2. Prevent the default to cash
Faced with one of the most challenging investment environments in decades, some investors will shy away from investing altogether and default to cash. Although a global pandemic and growing geopolitical tension are two very good reasons to stay on the sidelines right now, there’s a big risk in doing so.
Holding too much cash in a portfolio leads to a vicious cycle. When the market goes up, investors tell themselves they’ll wait for the next correction; then, when the market goes down, they’ll say that they’ll wait for it to drop further. As such, investors who succumbed to a “cash addiction” in 2000, 2008, or even this past March paid a heavy price. Of course, it’s easy to look back at these dates in hindsight and say that investing during these periods was a no-brainer, but that’s never the case.
Finally, the accompanying table shows the lousy returns cash has provided to investors during the past 10 years. It’s very difficult for investors to reach their life goals if they get a negative real rate of return 10 years in a row. That’s why advisors help fight the addiction to cash among some investors by focusing on their financial plans, making sure they stay invested, and by helping them manage the inevitable cycles of fear and greed.

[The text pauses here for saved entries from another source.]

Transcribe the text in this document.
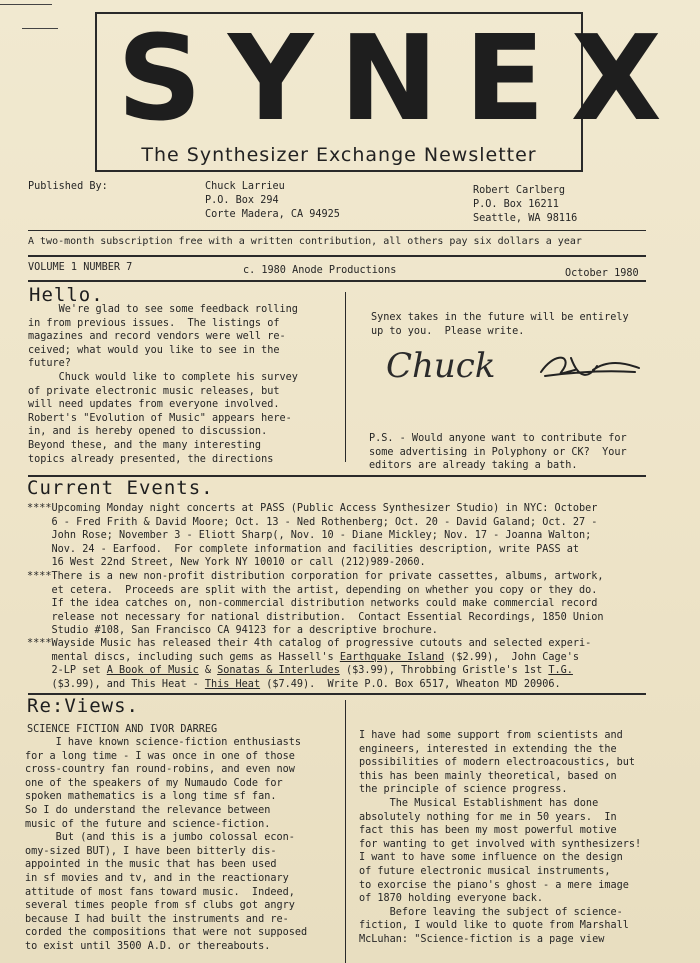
SYNEX
The Synthesizer Exchange Newsletter
Published By:	Chuck Larrieu
P.O. Box 294
Corte Madera, CA 94925
Robert Carlberg
P.O. Box 16211
Seattle, WA 98116
A two-month subscription free with a written contribution, all others pay six dollars a year
VOLUME 1 NUMBER 7	c. 1980 Anode Productions	October 1980
Hello.

We're glad to see some feedback rolling

in from previous issues.  The listings of

magazines and record vendors were well re-

ceived; what would you like to see in the

future?

Chuck would like to complete his survey

of private electronic music releases, but

will need updates from everyone involved.

Robert's "Evolution of Music" appears here-

in, and is hereby opened to discussion.

Beyond these, and the many interesting

topics already presented, the directions

Synex takes in the future will be entirely

up to you.  Please write.

Chuck

P.S. - Would anyone want to contribute for

some advertising in Polyphony or CK?  Your

editors are already taking a bath.

Current Events.

****Upcoming Monday night concerts at PASS (Public Access Synthesizer Studio) in NYC: October

6 - Fred Frith & David Moore; Oct. 13 - Ned Rothenberg; Oct. 20 - David Galand; Oct. 27 -

John Rose; November 3 - Eliott Sharp(, Nov. 10 - Diane Mickley; Nov. 17 - Joanna Walton;

Nov. 24 - Earfood.  For complete information and facilities description, write PASS at

16 West 22nd Street, New York NY 10010 or call (212)989-2060.

****There is a new non-profit distribution corporation for private cassettes, albums, artwork,

et cetera.  Proceeds are split with the artist, depending on whether you copy or they do.

If the idea catches on, non-commercial distribution networks could make commercial record

release not necessary for national distribution.  Contact Essential Recordings, 1850 Union

Studio #108, San Francisco CA 94123 for a descriptive brochure.

****Wayside Music has released their 4th catalog of progressive cutouts and selected experi-

mental discs, including such gems as Hassell's Earthquake Island ($2.99),  John Cage's

2-LP set A Book of Music & Sonatas & Interludes ($3.99), Throbbing Gristle's 1st T.G.

($3.99), and This Heat - This Heat ($7.49).  Write P.O. Box 6517, Wheaton MD 20906.

Re:Views.
SCIENCE FICTION AND IVOR DARREG

I have known science-fiction enthusiasts

for a long time - I was once in one of those

cross-country fan round-robins, and even now

one of the speakers of my Numaudo Code for

spoken mathematics is a long time sf fan.

So I do understand the relevance between

music of the future and science-fiction.

But (and this is a jumbo colossal econ-

omy-sized BUT), I have been bitterly dis-

appointed in the music that has been used

in sf movies and tv, and in the reactionary

attitude of most fans toward music.  Indeed,

several times people from sf clubs got angry

because I had built the instruments and re-

corded the compositions that were not supposed

to exist until 3500 A.D. or thereabouts.

I have had some support from scientists and

engineers, interested in extending the the

possibilities of modern electroacoustics, but

this has been mainly theoretical, based on

the principle of science progress.

The Musical Establishment has done

absolutely nothing for me in 50 years.  In

fact this has been my most powerful motive

for wanting to get involved with synthesizers!

I want to have some influence on the design

of future electronic musical instruments,

to exorcise the piano's ghost - a mere image

of 1870 holding everyone back.

Before leaving the subject of science-

fiction, I would like to quote from Marshall

McLuhan: "Science-fiction is a page view
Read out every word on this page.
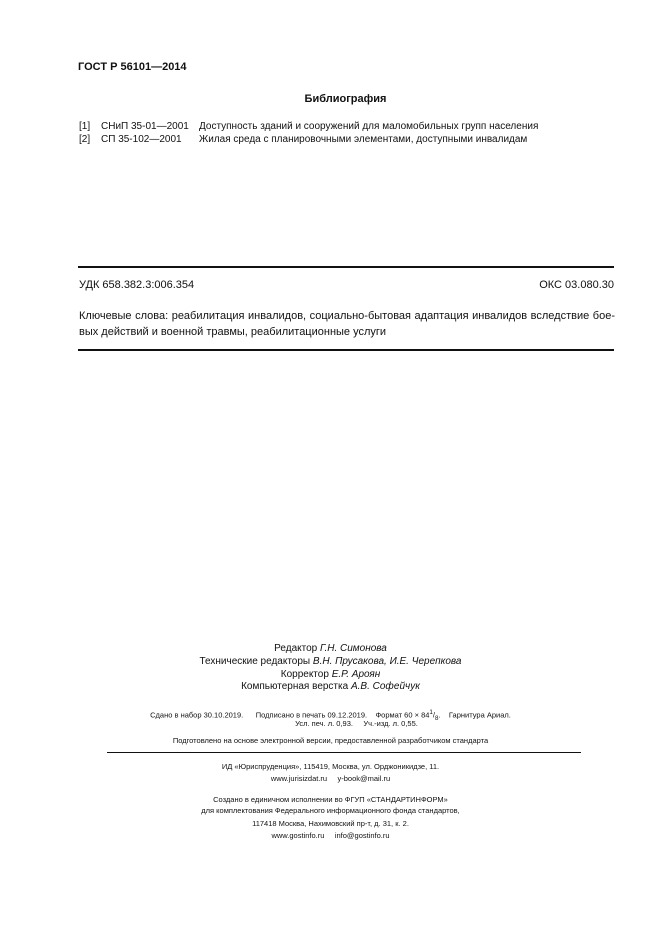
ГОСТ Р 56101—2014
Библиография
[1] СНиП 35-01—2001 Доступность зданий и сооружений для маломобильных групп населения
[2] СП 35-102—2001 Жилая среда с планировочными элементами, доступными инвалидам
УДК 658.382.3:006.354	ОКС 03.080.30
Ключевые слова: реабилитация инвалидов, социально-бытовая адаптация инвалидов вследствие боe-
вых действий и военной травмы, реабилитационные услуги
Редактор Г.Н. Симонова
Технические редакторы В.Н. Прусакова, И.Е. Черепкова
Корректор Е.Р. Ароян
Компьютерная верстка А.В. Софейчук
Сдано в набор 30.10.2019. Подписано в печать 09.12.2019. Формат $60 \times 84^1/_8$. Гарнитура Ариал.
Усл. печ. л. 0,93. Уч.-изд. л. 0,55.
Подготовлено на основе электронной версии, предоставленной разработчиком стандарта
ИД «Юриспруденция», 115419, Москва, ул. Орджоникидзе, 11.
www.jurisizdat.ru y-book@mail.ru
Создано в единичном исполнении во ФГУП «СТАНДАРТИНФОРМ»
для комплектования Федерального информационного фонда стандартов,
117418 Москва, Нахимовский пр-т, д. 31, к. 2.
www.gostinfo.ru info@gostinfo.ru
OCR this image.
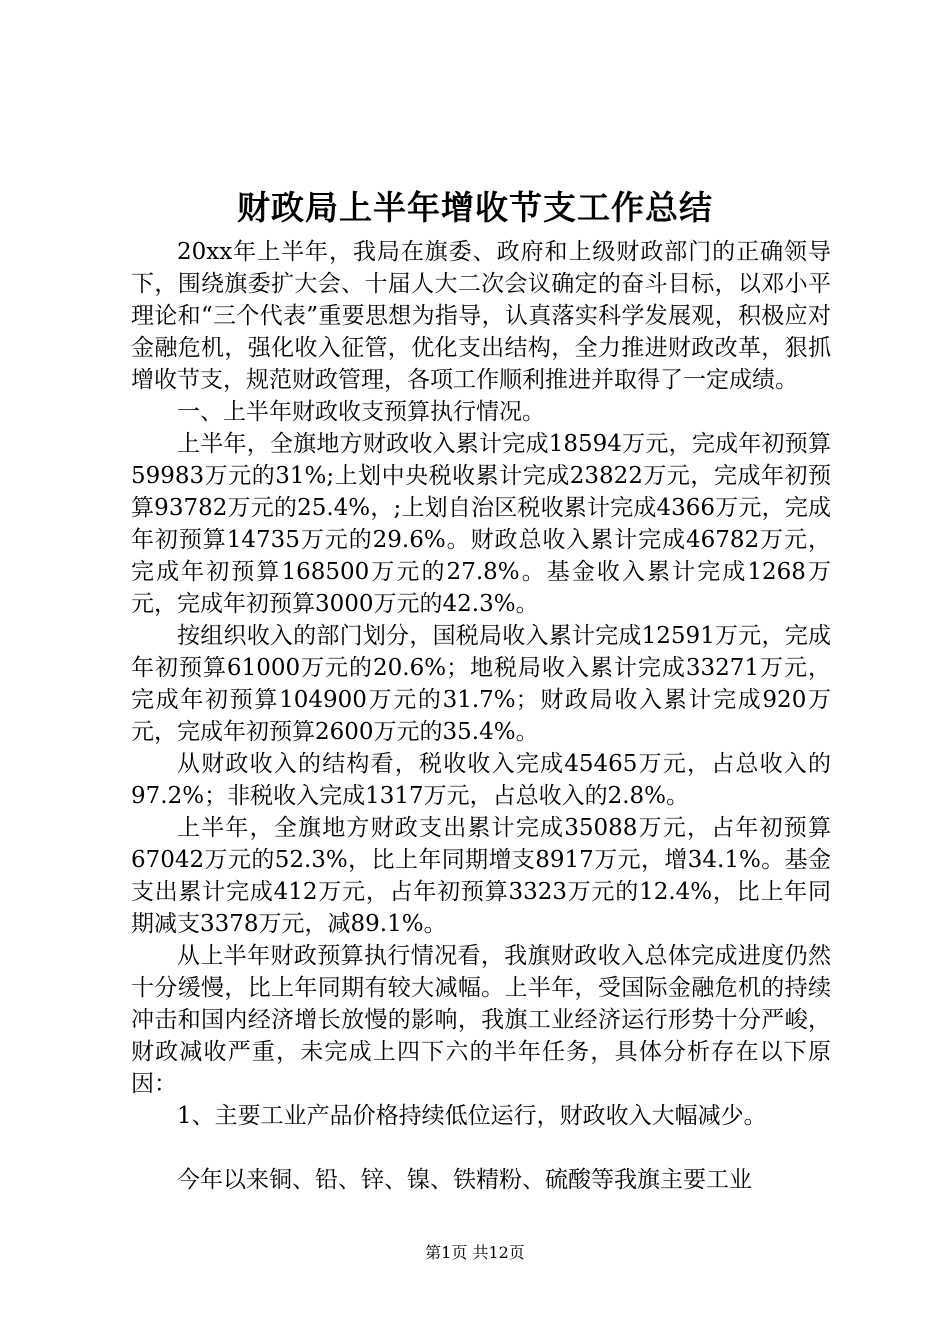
财政局上半年增收节支工作总结

20xx年上半年，我局在旗委、政府和上级财政部门的正确领导下，围绕旗委扩大会、十届人大二次会议确定的奋斗目标，以邓小平理论和“三个代表”重要思想为指导，认真落实科学发展观，积极应对金融危机，强化收入征管，优化支出结构，全力推进财政改革，狠抓增收节支，规范财政管理，各项工作顺利推进并取得了一定成绩。

一、上半年财政收支预算执行情况。

上半年，全旗地方财政收入累计完成18594万元，完成年初预算59983万元的31%;上划中央税收累计完成23822万元，完成年初预算93782万元的25.4%，;上划自治区税收累计完成4366万元，完成年初预算14735万元的29.6%。财政总收入累计完成46782万元，完成年初预算168500万元的27.8%。基金收入累计完成1268万元，完成年初预算3000万元的42.3%。

按组织收入的部门划分，国税局收入累计完成12591万元，完成年初预算61000万元的20.6%；地税局收入累计完成33271万元，完成年初预算104900万元的31.7%；财政局收入累计完成920万元，完成年初预算2600万元的35.4%。

从财政收入的结构看，税收收入完成45465万元，占总收入的97.2%；非税收入完成1317万元，占总收入的2.8%。

上半年，全旗地方财政支出累计完成35088万元，占年初预算67042万元的52.3%，比上年同期增支8917万元，增34.1%。基金支出累计完成412万元，占年初预算3323万元的12.4%，比上年同期减支3378万元，减89.1%。

从上半年财政预算执行情况看，我旗财政收入总体完成进度仍然十分缓慢，比上年同期有较大减幅。上半年，受国际金融危机的持续冲击和国内经济增长放慢的影响，我旗工业经济运行形势十分严峻，财政减收严重，未完成上四下六的半年任务，具体分析存在以下原因：

1、主要工业产品价格持续低位运行，财政收入大幅减少。

今年以来铜、铅、锌、镍、铁精粉、硫酸等我旗主要工业

第1页 共12页
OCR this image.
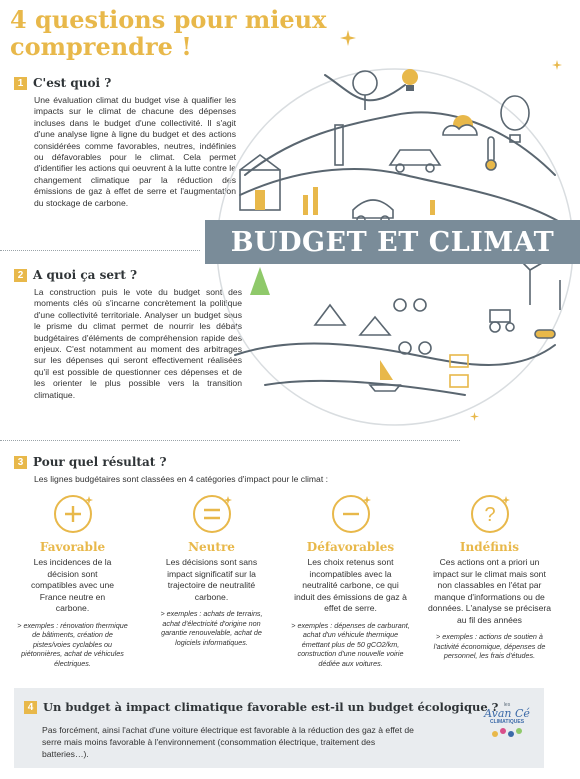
4 questions pour mieux comprendre !
1 C'est quoi ?

Une évaluation climat du budget vise à qualifier les impacts sur le climat de chacune des dépenses incluses dans le budget d'une collectivité. Il s'agit d'une analyse ligne à ligne du budget et des actions considérées comme favorables, neutres, indéfinies ou défavorables pour le climat. Cela permet d'identifier les actions qui oeuvrent à la lutte contre le changement climatique par la réduction des émissions de gaz à effet de serre et l'augmentation du stockage de carbone.

2 A quoi ça sert ?

La construction puis le vote du budget sont des moments clés où s'incarne concrètement la politique d'une collectivité territoriale. Analyser un budget sous le prisme du climat permet de nourrir les débats budgétaires d'éléments de compréhension rapide des enjeux. C'est notamment au moment des arbitrages sur les dépenses qui seront effectivement réalisées qu'il est possible de questionner ces dépenses et de les orienter le plus possible vers la transition climatique.

BUDGET ET CLIMAT
3 Pour quel résultat ?

Les lignes budgétaires sont classées en 4 catégories d'impact pour le climat :

Favorable
Les incidences de la décision sont compatibles avec une France neutre en carbone.
> exemples : rénovation thermique de bâtiments, création de pistes/voies cyclables ou piétonnières, achat de véhicules électriques.
Neutre
Les décisions sont sans impact significatif sur la trajectoire de neutralité carbone.
> exemples : achats de terrains, achat d'électricité d'origine non garantie renouvelable, achat de logiciels informatiques.
Défavorables
Les choix retenus sont incompatibles avec la neutralité carbone, ce qui induit des émissions de gaz à effet de serre.
> exemples : dépenses de carburant, achat d'un véhicule thermique émettant plus de 50 gCO2/km, construction d'une nouvelle voirie dédiée aux voitures.
?
Indéfinis
Ces actions ont a priori un impact sur le climat mais sont non classables en l'état par manque d'informations ou de données. L'analyse se précisera au fil des années
> exemples : actions de soutien à l'activité économique, dépenses de personnel, les frais d'études.
4 Un budget à impact climatique favorable est-il un budget écologique ?

Pas forcément, ainsi l'achat d'une voiture électrique est favorable à la réduction des gaz à effet de serre mais moins favorable à l'environnement (consommation électrique, traitement des batteries…).

les
Avan Cé
CLIMATIQUES
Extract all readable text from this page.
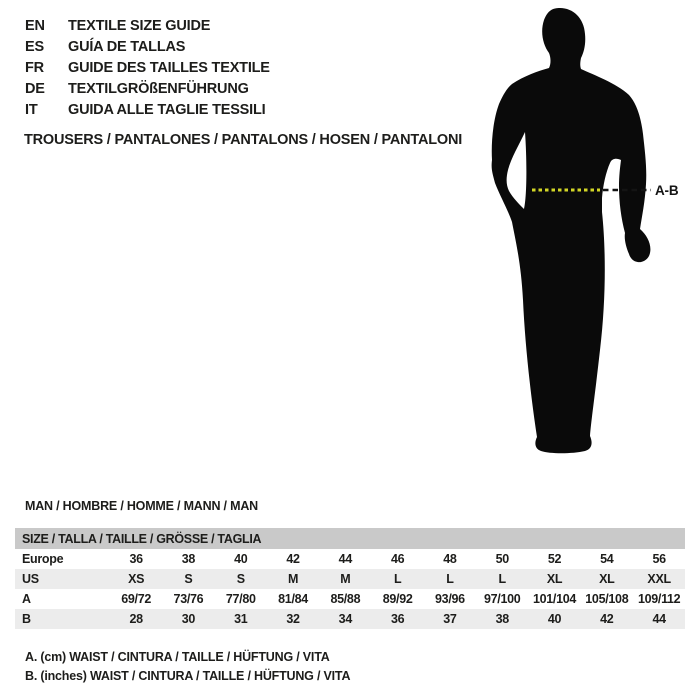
EN	TEXTILE SIZE GUIDE
ES	GUÍA DE TALLAS
FR	GUIDE DES TAILLES TEXTILE
DE	TEXTILGRÖßENFÜHRUNG
IT	GUIDA ALLE TAGLIE TESSILI
TROUSERS / PANTALONES / PANTALONS / HOSEN / PANTALONI
A-B
MAN / HOMBRE / HOMME / MANN / MAN
SIZE / TALLA / TAILLE / GRÖSSE / TAGLIA											
Europe	36	38	40	42	44	46	48	50	52	54	56
US	XS	S	S	M	M	L	L	L	XL	XL	XXL
A	69/72	73/76	77/80	81/84	85/88	89/92	93/96	97/100	101/104	105/108	109/112
B	28	30	31	32	34	36	37	38	40	42	44
A. (cm) WAIST / CINTURA / TAILLE / HÜFTUNG / VITA
B. (inches) WAIST / CINTURA / TAILLE / HÜFTUNG / VITA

3. Focus on preparation more than predictions
Predictions are about trying to forecast the future while preparation is about setting the right expectations for whatever may hold. Investing has a lot more to do with preparation as it’s very difficult to foresee what will happen in the future correctly.
Good advisors can help investors prepare by performing a “pre-mortem” of their investment portfolios to know what could go wrong and how they should react if those scenarios were to happen. For example, advisors can help investors prepare for a situation in which tech stocks could fall by 25 per cent in a short time – and whether they should buy more shares or liquidate their positions.
Preparing for these situations ahead of time allows investors to follow a process instead of their emotions when these events happen. That leads to better results in the long term.
Jonathan Durocher is president of National Bank Financial Wealth Management.